Playing with prices

Revenue management – the structuring of prices to maximise profit – has become an integral part of hotel sales. The hotel industry adopted the system from the airline sector, and now restaurateurs are imitating hotels. Here's what the latter can learn.

text: Jürgen Baltes

Nobelhart & Schmutzig is a fashionable restaurant in Berlin near the former inner German border crossing Checkpoint Charlie. It's an upmarket eatery that has made a name with its "unrefined local" cuisine, putting it in 88th place on the list of "The World’s 50 Best Restaurants".

Yet while it is often booked up weeks in advance at the weekends, even such a hip restaurant regularly has a few empty spaces left during the week. Owner Billy Wagner has used this opportunity to introduce price differentiation for the first time – "a first in the German restaurant trade," he says. Instead of the usual EUR 95, a ten-course menu has since May cost EUR 120 on Thursdays, Fridays and Saturdays and before public holidays. This hefty premium is bringing in around EUR 3,000 in additional income for Nobelhart & Schmutzig each week, as the restaurant remains full at weekends.

Price expert Mark Friesen from the strategy consultancy Quinta Consulting believes it's a legitimate measure. In cases like this it's not just about increasing sales through the price, but also through the occupancy rate, he says. "Pressure eases off at the weekends, some people decide they'd rather eat out on Wednesdays instead." The technical term for this is "price elasticity of demand". Friesen himself has tried to dine at Nobelhart & Schmutzig before, but was unable to get a table. "Naturally I was disappointed." Price differentiation may therefore help not only to increase sales, but potentially also to improve the satisfaction of guests, he points out.

Paying for reservations: revenue management taken to extremes

However, Friesen highlights that this kind of revenue management is nothing new. "Some New York restaurants manage demand by making guests pay for a reservation." Sometimes the reservation fee even varies depending on the day of the week, he adds. "That's revenue management taken to extremes." This won't transfer to every culture.

Friesen believes it's better to "turn" the tables, which is also an element of revenue management. "If I book a table at a popular restaurant for 7.00 pm and I'm informed that it's available until 9.00 pm, that's absolutely fine," he says. In Italy or Spain, where guests like to sit around for longer, "they can't do that" – and they certainly can't bring the bill without being asked, as is normal in the USA, which is effectively asking guests to leave.

The objective: to exploit the maximum amount guests are willing to pay

But how exactly does revenue or yield management (the two terms are generally used synonymously) actually work? What is feasible under which circumstances? Put simply, the aim is to take advantage of the maximum amount that guests are willing to pay, through optimum management of prices and capacity, in order to maximise one's own profit. To do this, the right product must be sold to the right guest at the right time. There are various conditions that must firstly be met in order for this to be possible (see box): capacity must be limited, the product must be "perishable" and able to be booked in advance, and demand has to fluctuate. And marginal costs, i.e. the additional costs when an additional unit is sold, should be low.
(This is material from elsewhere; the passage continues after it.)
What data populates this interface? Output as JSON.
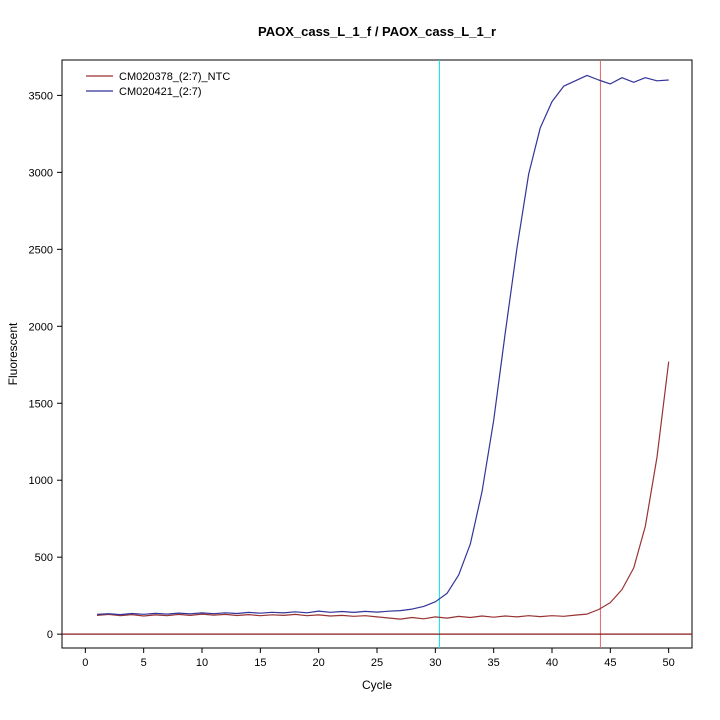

All of this is perfectly true of plane seats and hotel rooms. If the latter are not sold by the evening, they will have no value the next morning. On the other hand, the sale of an additional room entails very few additional costs. Another important point is that a hotel only has x rooms; it cannot create more in the short term, and can do so in the long term only with significant investment.

"In principle, it's possible to maximise the yield on any product or service"
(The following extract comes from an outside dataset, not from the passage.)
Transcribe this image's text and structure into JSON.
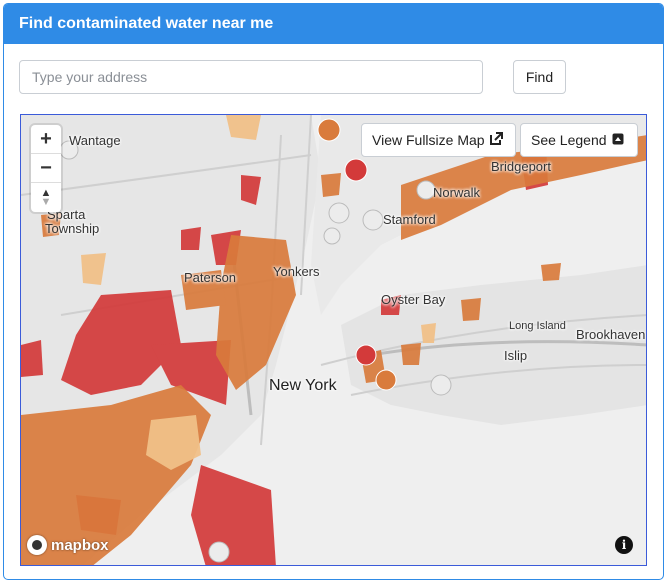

However, these conditions also apply to many other services, including restaurants, but also conference rooms, locations, use of spas, rental cars, golf courses or car parks. "In principle, it's possible to maximise the yield on any product or service that meets the criteria," says Friesen, "particularly in the digitalisation age."

The hotel industry can learn from this in turn. Quinta Consulting advises car park operators, among other companies. It aims to break up their traditional, linear price models and bring tariffs more into line with demand. "It doesn't always have to be hourly intervals, and every hour doesn't have to cost the same." Hotels, meanwhile, tend to use prohibitive prices to protect their car parks against use by non-guests. "That's smarter," Friesen says. If you analyse use of parking spaces in hotel garages, he explains, you can significantly increase the yield with external customers and clever pricing. The same applies to hotel catering, Friesen adds. If you know who is looking for what and when, you can target hotel guests in order to convert them into restaurant guests while simultaneously attracting external guests. He points out that a huge amount of data is available in point-of-sale systems. The hotel industry just needs to have the courage to work a bit more with prices above and beyond rooms.